Since the end of the Cold War, European elites and policymakers have believed that their model of multilateral decision-making, soft power, and institutional interdependence represents the future of international politics. In a best-selling book published in 2005, the political scientist Mark Leonard asserted that this European model would “rule the 21st century.” The EU’s predecessor, the European Community, was built on the ashes of World War II and premised on the idea that interdependence, cooperation, and integration would lead to convergence on liberal democracy. Today, that premise seems misplaced: Europe is becoming the exception, not the norm, as the British commentator Janan Ganesh recently put it.
If Europe wants to be an actor rather than a chessboard on which great powers compete, European leaders must take responsibility for defense and security and play up their economic strengths. Investing in European defense will necessarily go along with some decoupling from the United States. New efforts such as the Permanent Structured Cooperation and the European Defense Fund move Europe in the right direction but still fall short of achieving military autonomy. A more militarily independent Europe would also prove a more attractive partner for the United States, which still needs European cooperation in fighting terrorist groups such as the Islamic State (also known as ISIS). Ambitious countries such as France could take a more assertive role in regional conflicts such as the Syrian civil war, rather than waiting for U.S. leadership. Germany, which is Russia’s largest trade partner, could flex its economic muscle to push back against Putin.
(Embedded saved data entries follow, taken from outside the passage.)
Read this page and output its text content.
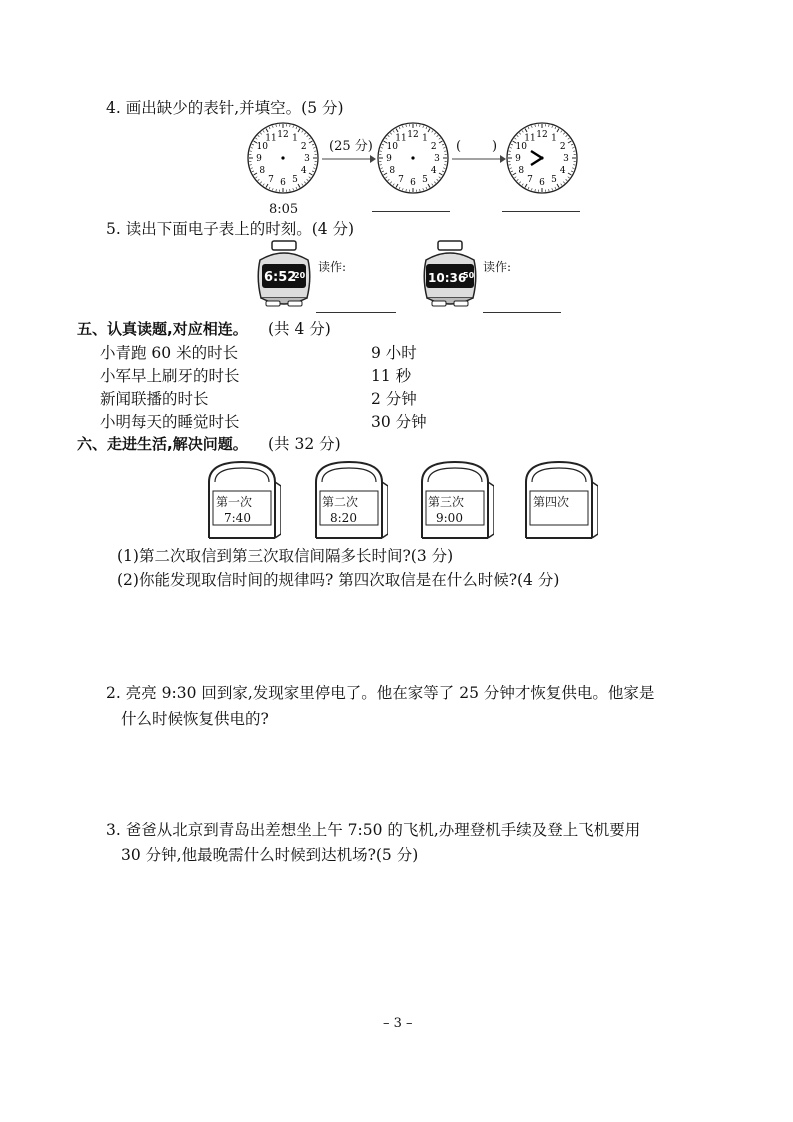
4. 画出缺少的表针,并填空。(5 分)
12 1
2
3
4
5
6
7
8
9
10
11	12 1
2
3
4
5
6
7
8
9
10
11	12 1
2
3
4
5
6
7
8
9
10
11
(25 分)	( )
8:05
5. 读出下面电子表上的时刻。(4 分)
6:52
20
读作:
10:36
50
读作:
五、认真读题,对应相连。 (共 4 分)
小青跑 60 米的时长
小军早上刷牙的时长
新闻联播的时长
小明每天的睡觉时长
9 小时
11 秒
2 分钟
30 分钟
六、走进生活,解决问题。 (共 32 分)
第一次
7:40
第二次
8:20
第三次
9:00
第四次
(1)第二次取信到第三次取信间隔多长时间?(3 分)
(2)你能发现取信时间的规律吗? 第四次取信是在什么时候?(4 分)
2. 亮亮 9:30 回到家,发现家里停电了。他在家等了 25 分钟才恢复供电。他家是
什么时候恢复供电的?
3. 爸爸从北京到青岛出差想坐上午 7:50 的飞机,办理登机手续及登上飞机要用
30 分钟,他最晚需什么时候到达机场?(5 分)
– 3 –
Europe should continue to engage the United States and push for its interests, but first and foremost, it should seize the moment to develop a vision for Europe’s role in the world.
To be sure, the current U.S. approach to Europe is shortsighted. The web of alliances and common values that undergird transatlantic relationships form a much stronger counter to China and Russia than do raw economic or military resources. The Trump administration will get its way on European investments in Iran and might even manage to negotiate more favorable trade conditions with the EU. But the short-term gains of acting like a predatory and divisive power in Europe will be offset when Europe looks elsewhere for friends. In a speech last month, German Foreign Minister Heiko Maas called for deeper European defense integration, a welcome step, and has pushed for a broad European approach toward Russia, against the wishes of some in his own party. So far, Germany has held strong on the issue of Russian sanctions, but as right-wing populists with pro-Russian agendas gather strength across Europe and China tries to peel off European countries with economic enticements, an antagonistic U.S. strategy could drive Europe farther east. Without European support, the United States will find it difficult to compete with China and Russia in other theaters. Yet if Europeans truly want to make their case heard in Washington, they need to start at home.